Re: who is to blame?
by SuchIsLife

kuruman:
Condoms do reduce sensitivity, so men don't want to wear them, so they are NOT a good method of birth control. A birth control that isn't user friendly will not get used as much as it should, and is therefore not very useful. When men get a method of control that they can take as a pill you will see the difference.

And that's a fact of life. A big big problem in implementing ANYTHING, a new technology, a business policy adjustment, a process change, etc. is if it can be made convieient or not. If it can't chances are it won't be adopted well regardless of weather it "should" or not.

There are in fact several companies working on an easy to use contraception for men. There have been many promising bits of research but not final results yet.

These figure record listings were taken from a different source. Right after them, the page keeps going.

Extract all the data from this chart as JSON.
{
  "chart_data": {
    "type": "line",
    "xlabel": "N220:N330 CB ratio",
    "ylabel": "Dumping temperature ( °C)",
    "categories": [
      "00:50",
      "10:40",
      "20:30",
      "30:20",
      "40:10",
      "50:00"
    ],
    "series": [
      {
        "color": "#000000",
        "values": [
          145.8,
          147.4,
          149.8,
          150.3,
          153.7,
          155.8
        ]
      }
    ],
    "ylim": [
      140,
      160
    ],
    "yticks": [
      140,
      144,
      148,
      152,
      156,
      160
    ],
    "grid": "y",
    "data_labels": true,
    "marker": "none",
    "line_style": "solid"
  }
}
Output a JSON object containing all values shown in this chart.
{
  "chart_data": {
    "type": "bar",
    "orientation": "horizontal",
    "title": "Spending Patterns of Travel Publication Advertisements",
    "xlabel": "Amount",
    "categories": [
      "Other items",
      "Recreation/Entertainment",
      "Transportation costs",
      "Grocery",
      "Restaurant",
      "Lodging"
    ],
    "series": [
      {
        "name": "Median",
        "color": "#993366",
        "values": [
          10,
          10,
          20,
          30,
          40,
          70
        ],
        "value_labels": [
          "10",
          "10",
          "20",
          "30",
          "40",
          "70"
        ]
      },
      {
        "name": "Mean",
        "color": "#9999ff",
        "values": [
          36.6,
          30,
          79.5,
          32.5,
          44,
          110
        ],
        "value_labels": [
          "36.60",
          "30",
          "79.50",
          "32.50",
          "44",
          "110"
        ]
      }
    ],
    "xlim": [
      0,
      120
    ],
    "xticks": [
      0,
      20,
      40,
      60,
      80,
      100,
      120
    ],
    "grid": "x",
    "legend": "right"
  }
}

HOWEVER this does nothing to counter the fact that a man who is in fact interested in a real relationship, family and children is not protected in any way by the law in the vast majority of the US.

And THAT is a big big problem...much moreso than effective male contraception...not that it wouldn't be nice...or highly profitable for many drug companies.

Re: who is to blame?
by kuruman
I agree SIL

I'm not only focused on a man's lack of reproductive rights. Society needs to see the obvious and scientifically validated fact that fathers are an essential part of child-rearing. Boys need to grow up knowing that fathers aren't an option or just a paycheck. Rather, fathers are as important as mothers.
Re: who is to blame?
by Slawrence5

"LMAO! Do you know that at the hight of fertility a woman has maybe a 20% chance of getting pregnant. It is nearly impossible to get pregnant from removing sperm from a condom and inseminating."

I don't know where you got that but its dead wrong. There is probably enough sperm in a used condom for 20 good attempts. How do sperm banks do it afterall?